Even if you already know the cause of your gum overgrowth, its presence could highlight the fact that your treatment regimen needs modification or updating. This can help avoid side effects or adverse outcomes, ensuring that you’re as comfortable and healthy as possible.

To diagnose your gingival hyperplasia, your medical or dental professional may:

  • Collect your full medical history and ask what medications you currently take.
  • Perform an oral exam.
  • Recommend biopsy of the affected tissue or other tests like a blood panel.

Gingival Hyperplasia Treatment and Care

The proper treatment for the overgrowth of your gums will vary depending on its severity and the underlying cause. If the gum tissue impedes proper chewing or cleaning or is otherwise concerning, your dental or medical professional may recommend removing your gum tissue (a procedure known as gingivectomy). They may also recommend a professional cleaning to remove plaque that has hardened into tartar and can’t be removed on your own.

If your medication is causing your hyperplasia, it's never a good idea to stop a prescribed medication or change its dosage on your own. Speak with your medical professional about your concerns. In some cases, an alternative medication may be prescribed.

Regardless of the underlying cause of your gingival hyperplasia, it’s crucial to practice proper dental hygiene to avoid developing other dental problems. Your gums may cause food matter to become lodged or make it difficult for you to properly clean your teeth, leading to increased plaque levels.

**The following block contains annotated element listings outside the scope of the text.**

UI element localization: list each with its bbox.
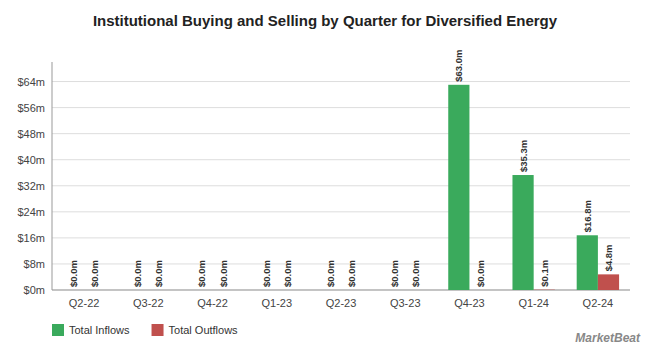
data-label: $16.8m: [582, 200, 593, 232]
data-label: $0.0m: [153, 260, 164, 287]
data-label: $0.0m: [261, 260, 272, 287]
bar: [148, 290, 169, 291]
x-tick-label: Q2-23: [326, 297, 357, 309]
x-tick-label: Q1-24: [518, 297, 549, 309]
y-tick-label: $8m: [24, 258, 45, 270]
grid: [52, 82, 630, 290]
y-tick-label: $32m: [17, 180, 45, 192]
chart: Institutional Buying and Selling by Quar…: [0, 0, 650, 350]
grid-line: [52, 237, 630, 238]
x-tick-label: Q4-23: [454, 297, 485, 309]
data-label: $0.1m: [539, 260, 550, 287]
bars: [448, 85, 619, 290]
bar: [448, 85, 469, 290]
legend-swatch: [52, 324, 64, 336]
data-label: $0.0m: [410, 260, 421, 287]
grid-line: [52, 185, 630, 186]
bar: [63, 290, 84, 291]
title: Institutional Buying and Selling by Quar…: [93, 12, 558, 29]
y-tick-label: $16m: [17, 232, 45, 244]
watermark: MarketBeat: [575, 331, 641, 345]
bar: [405, 290, 426, 291]
bar: [469, 290, 490, 291]
bar: [341, 290, 362, 291]
data-label: $0.0m: [89, 260, 100, 287]
bar: [598, 274, 619, 290]
bar: [534, 289, 555, 290]
bar: [320, 290, 341, 291]
y-tick-label: $64m: [17, 76, 45, 88]
bar: [384, 290, 405, 291]
x-tick-label: Q3-23: [390, 297, 421, 309]
grid-line: [52, 211, 630, 212]
x-tick-label: Q2-22: [69, 297, 100, 309]
x-tick-label: Q3-22: [133, 297, 164, 309]
y-tick-label: $0m: [24, 284, 45, 296]
legend-label: Total Inflows: [69, 324, 130, 336]
bar: [256, 290, 277, 291]
y-tick-label: $48m: [17, 128, 45, 140]
x-tick-label: Q2-24: [583, 297, 614, 309]
data-label: $35.3m: [518, 140, 529, 172]
bar: [577, 235, 598, 290]
x-tick-label: Q1-23: [261, 297, 292, 309]
data-label: $0.0m: [68, 260, 79, 287]
data-label: $0.0m: [325, 260, 336, 287]
x-tick-label: Q4-22: [197, 297, 228, 309]
y-tick-label: $56m: [17, 102, 45, 114]
bar: [191, 290, 212, 291]
x-axis: [52, 290, 630, 291]
y-tick-label: $24m: [17, 206, 45, 218]
bar: [127, 290, 148, 291]
grid-line: [52, 81, 630, 82]
data-labels: $0.0m $0.0m $0.0m $0.0m $0.0m $0.0m $63.0m $35.…: [68, 50, 614, 287]
data-label: $0.0m: [475, 260, 486, 287]
data-label: $0.0m: [218, 260, 229, 287]
grid-line: [52, 133, 630, 134]
data-label: $0.0m: [132, 260, 143, 287]
legend: Total Inflows Total Outflows: [52, 324, 238, 336]
grid-line: [52, 107, 630, 108]
bar: [213, 290, 234, 291]
legend-label: Total Outflows: [169, 324, 239, 336]
data-label: $4.8m: [603, 244, 614, 271]
y-tick-label: $40m: [17, 154, 45, 166]
bar: [84, 290, 105, 291]
data-label: $0.0m: [346, 260, 357, 287]
bar: [512, 175, 533, 290]
grid-line: [52, 159, 630, 160]
data-label: $0.0m: [282, 260, 293, 287]
grid-line: [52, 290, 630, 291]
data-label: $0.0m: [196, 260, 207, 287]
data-label: $0.0m: [389, 260, 400, 287]
legend-swatch: [152, 324, 164, 336]
data-label: $63.0m: [453, 50, 464, 82]
bar: [277, 290, 298, 291]
y-axis: [52, 62, 53, 290]
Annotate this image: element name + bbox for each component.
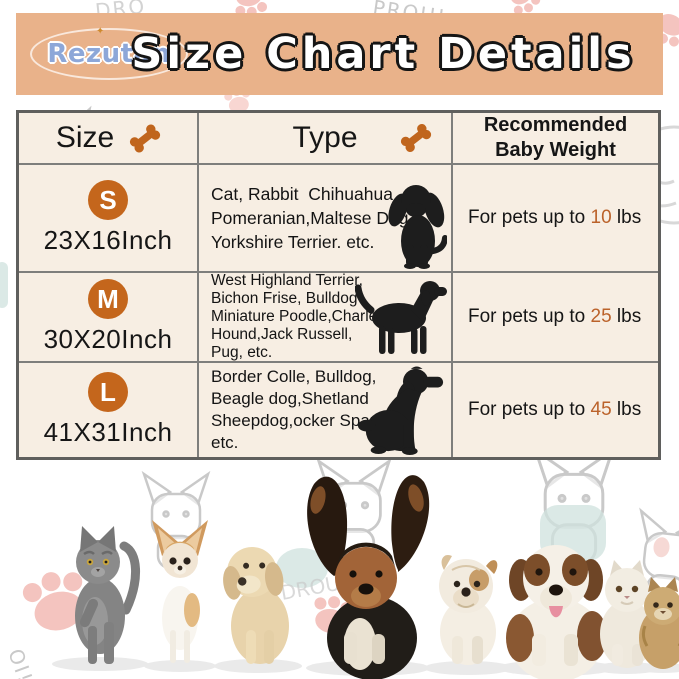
header-type: Type — [199, 113, 451, 163]
size-chart-table: Size Type Recommended Baby Weight S 23X1… — [16, 110, 661, 460]
dachshund-puppy-silhouette-icon — [388, 185, 447, 269]
breed-list-m: West Highland Terrier, Bichon Frise, Bul… — [211, 273, 386, 361]
weight-text-prefix: For pets up to — [468, 399, 591, 420]
size-badge-l: L — [88, 372, 128, 412]
weight-text-prefix: For pets up to — [468, 207, 591, 228]
page-title: Size Chart Details — [131, 29, 636, 79]
pets-photo-lineup — [52, 475, 679, 679]
weight-text-suffix: lbs — [611, 207, 642, 228]
weight-value: 45 — [590, 399, 612, 420]
type-cell-s: Cat, Rabbit Chihuahua Pomeranian,Maltese… — [199, 165, 451, 271]
size-dimensions-l: 41X31Inch — [43, 417, 173, 447]
weight-cell-m: For pets up to 25 lbs — [453, 273, 658, 361]
size-cell-l: L 41X31Inch — [19, 363, 197, 457]
size-dimensions-m: 30X20Inch — [43, 324, 173, 354]
logo-sparkle-icon: ✦ — [96, 26, 105, 37]
weight-text-suffix: lbs — [611, 306, 642, 327]
header-size: Size — [19, 113, 197, 163]
tan-persian-kitten — [639, 577, 679, 669]
weight-cell-s: For pets up to 10 lbs — [453, 165, 658, 271]
size-badge-s: S — [88, 180, 128, 220]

To properly care for your gums, be sure to:

  • Clean between your teeth carefully once a day, using floss, a flossing device, or an interdental brush.
  • Gently brush your teeth twice a day using a soft-bristled toothbrush.
  • Rinse using mouthwash or an antiseptic mouthrinse.
  • Consume a balanced, healthy diet that’s low in sugary or acidic items.
  • Avoid smoking and tobacco products.
  • Visit your dental professional at least every six months to prevent associated dental problems.

Gingival hyperplasia has a range of underlying causes, which will influence the treatment you need. Consulting your dental or medical professional is vital to find the best course of action for your specific situation, improve your current health, and prevent future dental or medical problems. Make an appointment now to discuss any concerns about gum overgrowth or oral health.